Gwen turned and circled his waist with her arms. “No one would dare get close to me with you around, Neil.”

“You can never be too careful out here.”

She grinned, lifted on her tiptoes and kissed him briefly, and settled back to her feet. “I’ll practice. Now, why don’t you set up the tent while I find some firewood?”

He kept an eye on her as she foraged about, gathering wood. It didn’t take him long to construct the tent and set up their sleeping gear.

“I’ve never camped,” Gwen said from several yards away. “Not once. The closest I came was when I was twelve. I had a friend spend the night and we ended up sleeping on the lounge chairs on the patio outside my room at Albany.”
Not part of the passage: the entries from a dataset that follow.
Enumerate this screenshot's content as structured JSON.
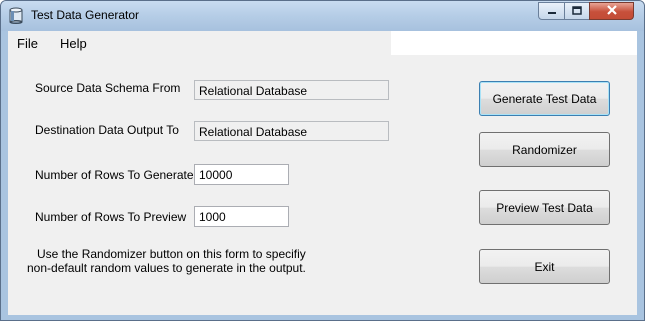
{
  "window": {
    "title": "Test Data Generator"
  },
  "menu": {
    "file": "File",
    "help": "Help"
  },
  "form": {
    "source_label": "Source Data Schema From",
    "source_value": "Relational Database",
    "destination_label": "Destination Data Output To",
    "destination_value": "Relational Database",
    "rows_generate_label": "Number of Rows To Generate",
    "rows_generate_value": "10000",
    "rows_preview_label": "Number of Rows To Preview",
    "rows_preview_value": "1000",
    "note_line1": "Use the Randomizer button on this form to specifiy",
    "note_line2": "non-default random values to generate in the output."
  },
  "buttons": {
    "generate": "Generate Test Data",
    "randomizer": "Randomizer",
    "preview": "Preview Test Data",
    "exit": "Exit"
  },
  "icons": {
    "app": "database-icon",
    "minimize": "minimize-icon",
    "maximize": "maximize-icon",
    "close": "close-icon"
  },
  "colors": {
    "titlebar": "#b5cde6",
    "client": "#f0f0f0",
    "close": "#c7503b"
  }
}
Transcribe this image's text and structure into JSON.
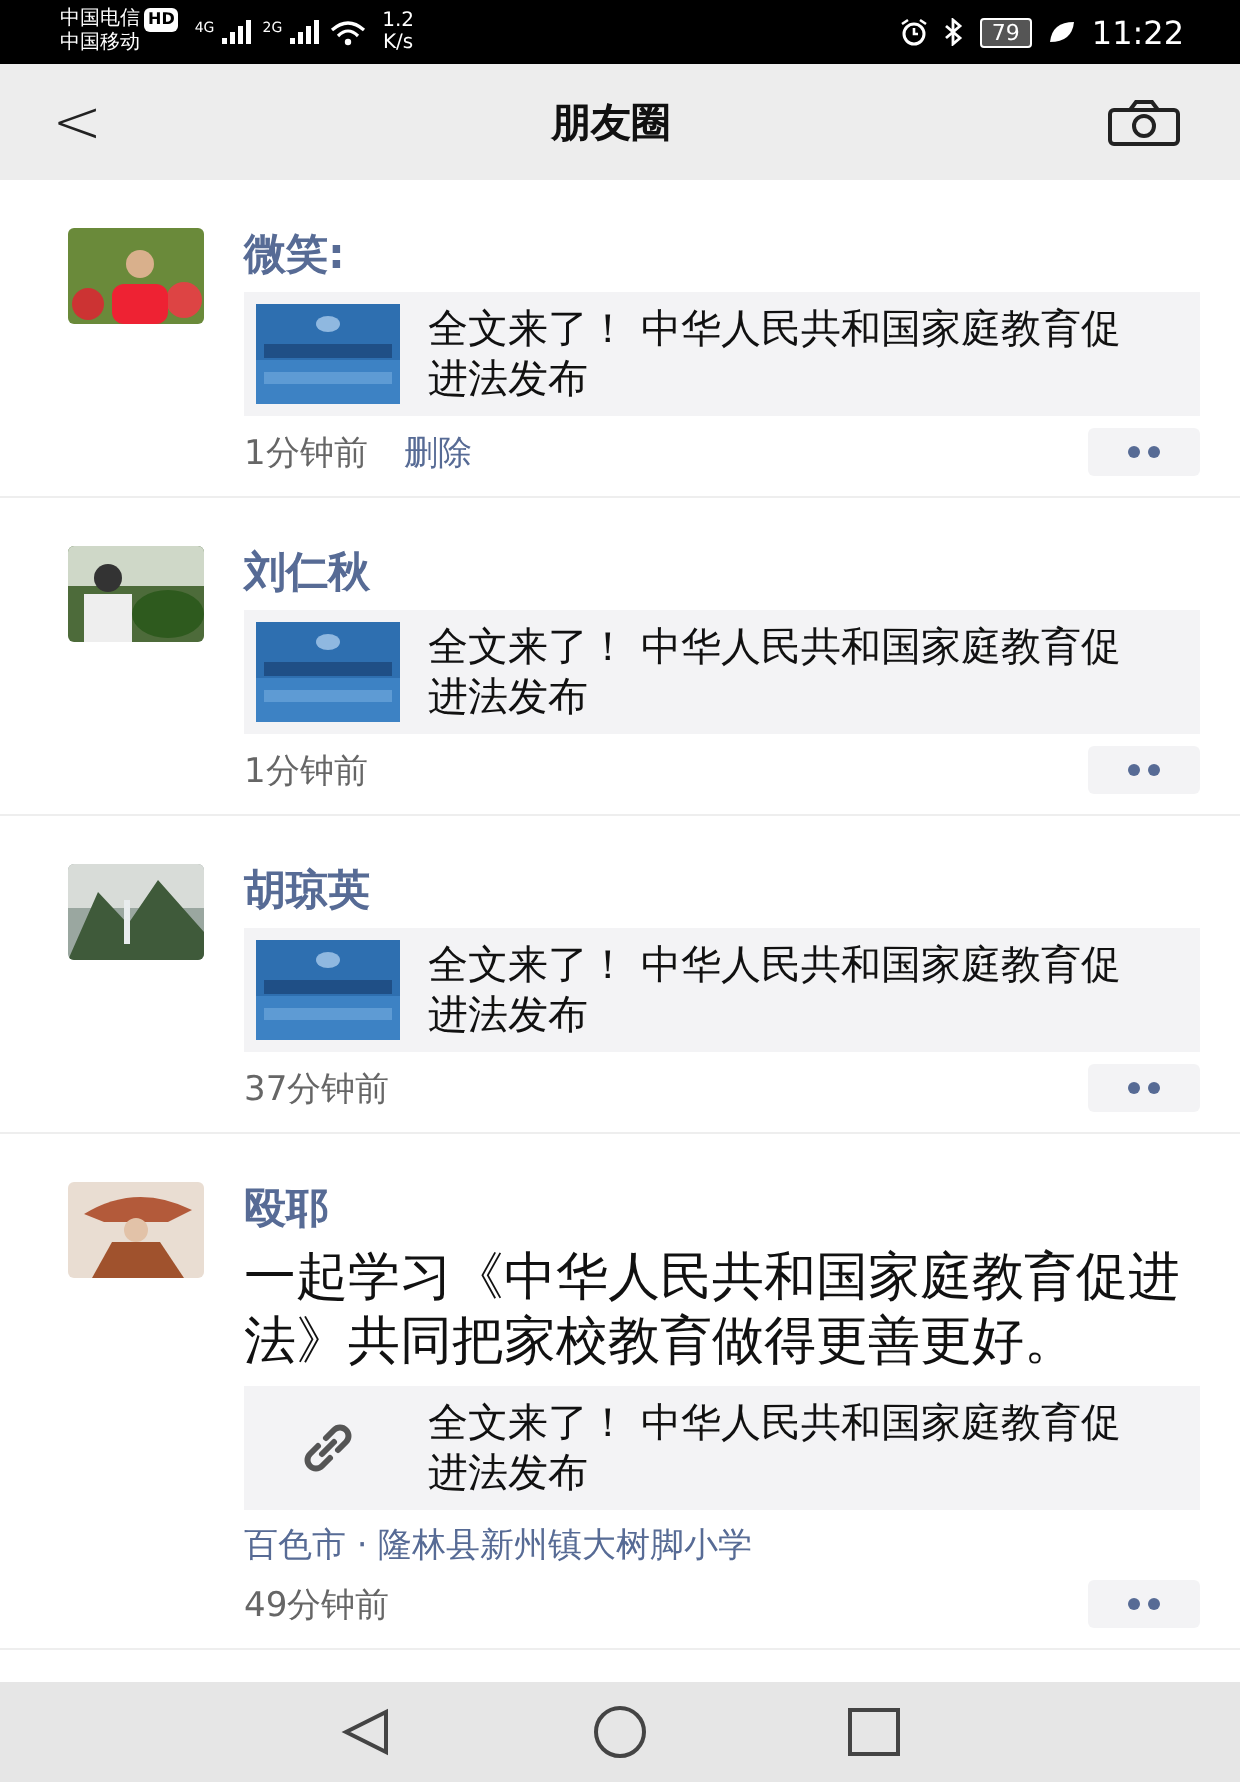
{
  "status_bar": {
    "carrier_1": "中国电信",
    "hd": "HD",
    "carrier_2": "中国移动",
    "net_1": "4G",
    "net_2": "2G",
    "speed": "1.2",
    "speed_unit": "K/s",
    "battery": "79",
    "time": "11:22"
  },
  "header": {
    "back": "<",
    "title": "朋友圈"
  },
  "posts": [
    {
      "name": "微笑:",
      "link": {
        "kind": "picture",
        "title": "全文来了！ 中华人民共和国家庭教育促进法发布"
      },
      "time": "1分钟前",
      "delete": "删除"
    },
    {
      "name": "刘仁秋",
      "link": {
        "kind": "picture",
        "title": "全文来了！ 中华人民共和国家庭教育促进法发布"
      },
      "time": "1分钟前"
    },
    {
      "name": "胡琼英",
      "link": {
        "kind": "picture",
        "title": "全文来了！ 中华人民共和国家庭教育促进法发布"
      },
      "time": "37分钟前"
    },
    {
      "name": "殴耶",
      "text": "一起学习《中华人民共和国家庭教育促进法》共同把家校教育做得更善更好。",
      "link": {
        "kind": "link",
        "title": "全文来了！ 中华人民共和国家庭教育促进法发布"
      },
      "location": "百色市 · 隆林县新州镇大树脚小学",
      "time": "49分钟前"
    }
  ]
}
He smirked. “Doesn’t count.”

“I suppose that’s true.” She dumped a few larger logs into her pile and moved away to gather more branches. “There are a few cabins on the property back home. I used to escape to them when I needed time to myself. My mother always wanted people around. There were guests at Albany continually when my father was alive and I often sought refuge in the cabins.”
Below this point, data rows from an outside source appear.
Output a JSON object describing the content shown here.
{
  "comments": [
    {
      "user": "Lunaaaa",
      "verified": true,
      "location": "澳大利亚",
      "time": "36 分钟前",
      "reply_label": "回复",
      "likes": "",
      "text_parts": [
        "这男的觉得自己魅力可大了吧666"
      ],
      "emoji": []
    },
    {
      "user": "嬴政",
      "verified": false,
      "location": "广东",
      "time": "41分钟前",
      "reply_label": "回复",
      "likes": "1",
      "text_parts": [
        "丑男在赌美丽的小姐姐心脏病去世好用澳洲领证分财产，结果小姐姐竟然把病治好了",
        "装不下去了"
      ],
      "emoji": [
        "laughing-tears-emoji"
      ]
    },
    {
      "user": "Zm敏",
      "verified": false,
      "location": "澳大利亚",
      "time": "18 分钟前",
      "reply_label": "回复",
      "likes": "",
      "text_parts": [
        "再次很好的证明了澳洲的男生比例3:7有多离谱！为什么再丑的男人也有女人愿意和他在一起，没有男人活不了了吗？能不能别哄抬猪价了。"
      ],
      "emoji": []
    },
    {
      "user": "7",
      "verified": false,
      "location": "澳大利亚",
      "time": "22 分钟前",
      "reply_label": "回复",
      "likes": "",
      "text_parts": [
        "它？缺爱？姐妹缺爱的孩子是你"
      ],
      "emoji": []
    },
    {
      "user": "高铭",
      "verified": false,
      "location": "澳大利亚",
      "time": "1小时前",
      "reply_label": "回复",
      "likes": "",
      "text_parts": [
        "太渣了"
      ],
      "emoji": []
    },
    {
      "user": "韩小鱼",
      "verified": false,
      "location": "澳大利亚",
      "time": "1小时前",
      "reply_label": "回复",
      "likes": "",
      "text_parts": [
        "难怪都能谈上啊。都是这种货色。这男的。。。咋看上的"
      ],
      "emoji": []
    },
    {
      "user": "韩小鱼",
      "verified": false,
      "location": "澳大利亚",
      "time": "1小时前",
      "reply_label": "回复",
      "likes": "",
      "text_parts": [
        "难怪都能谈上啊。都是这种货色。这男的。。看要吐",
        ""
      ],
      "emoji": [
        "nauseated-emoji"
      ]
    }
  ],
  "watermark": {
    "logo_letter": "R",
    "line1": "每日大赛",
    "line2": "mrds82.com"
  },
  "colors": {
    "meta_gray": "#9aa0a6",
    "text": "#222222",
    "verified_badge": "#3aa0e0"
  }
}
“Did you get along with your father?” He knew Blake didn’t.

“He discounted me because of my gender. I was someone my mother needed to deal with. Not him. When Blake decided to find his own path, I mistakenly thought my father would notice that I was more than an ornament to be introduced to his friends and then set aside. Naive of me. He was an awful husband and father. If he were born a hundred and fifty years ago, he could have fit in quite well.”

“Sounds like a hard man to live with.”

She placed more wood on her pile and sat on a fallen log. “He was. I probably shouldn’t speak ill of the dead.”

Leave it to Gwen to worry about a spirit’s feelings. “I won’t tell.” He took a log and carved into the soft earth to make a small pit for their fire.

“What about your parents? I don’t think I’ve ever heard you talk about them.”

Neil hadn’t thought about his parents in a long time and it had been even longer since he spoke of them. “Mom ran off when I was a kid. My dad raised me. He was a marine. Served for twenty plus years before he died.”

“When did he pass?”

“Seven years now. Lung cancer. He chain smoked himself to death.”

“How awful.”

Neil shrugged. “It could have been worse. Once he was diagnosed, he went quick. Count your blessings and all that.”

Gwen smiled and leaned her chin on her folded hands. “What was he like?”

“He was one of the good guys. Dad didn’t have a lot to say most of the time. I knew he cared for me. He had a good group of friends whose wives helped out with me when I was younger. We moved around a lot in the beginning. Settled here in Colorado when he was close to retiring.” Poor bastard didn’t even have a chance to enjoy his retirement. Neil gathered the smaller pieces of wood, discarding the branches he knew would cause an excessive amount of smoke, and piled them to start the fire.

“He must be the reason you joined the military.”

“It’s the only life I knew. Worked for him. I never thought of being something other than a marine.”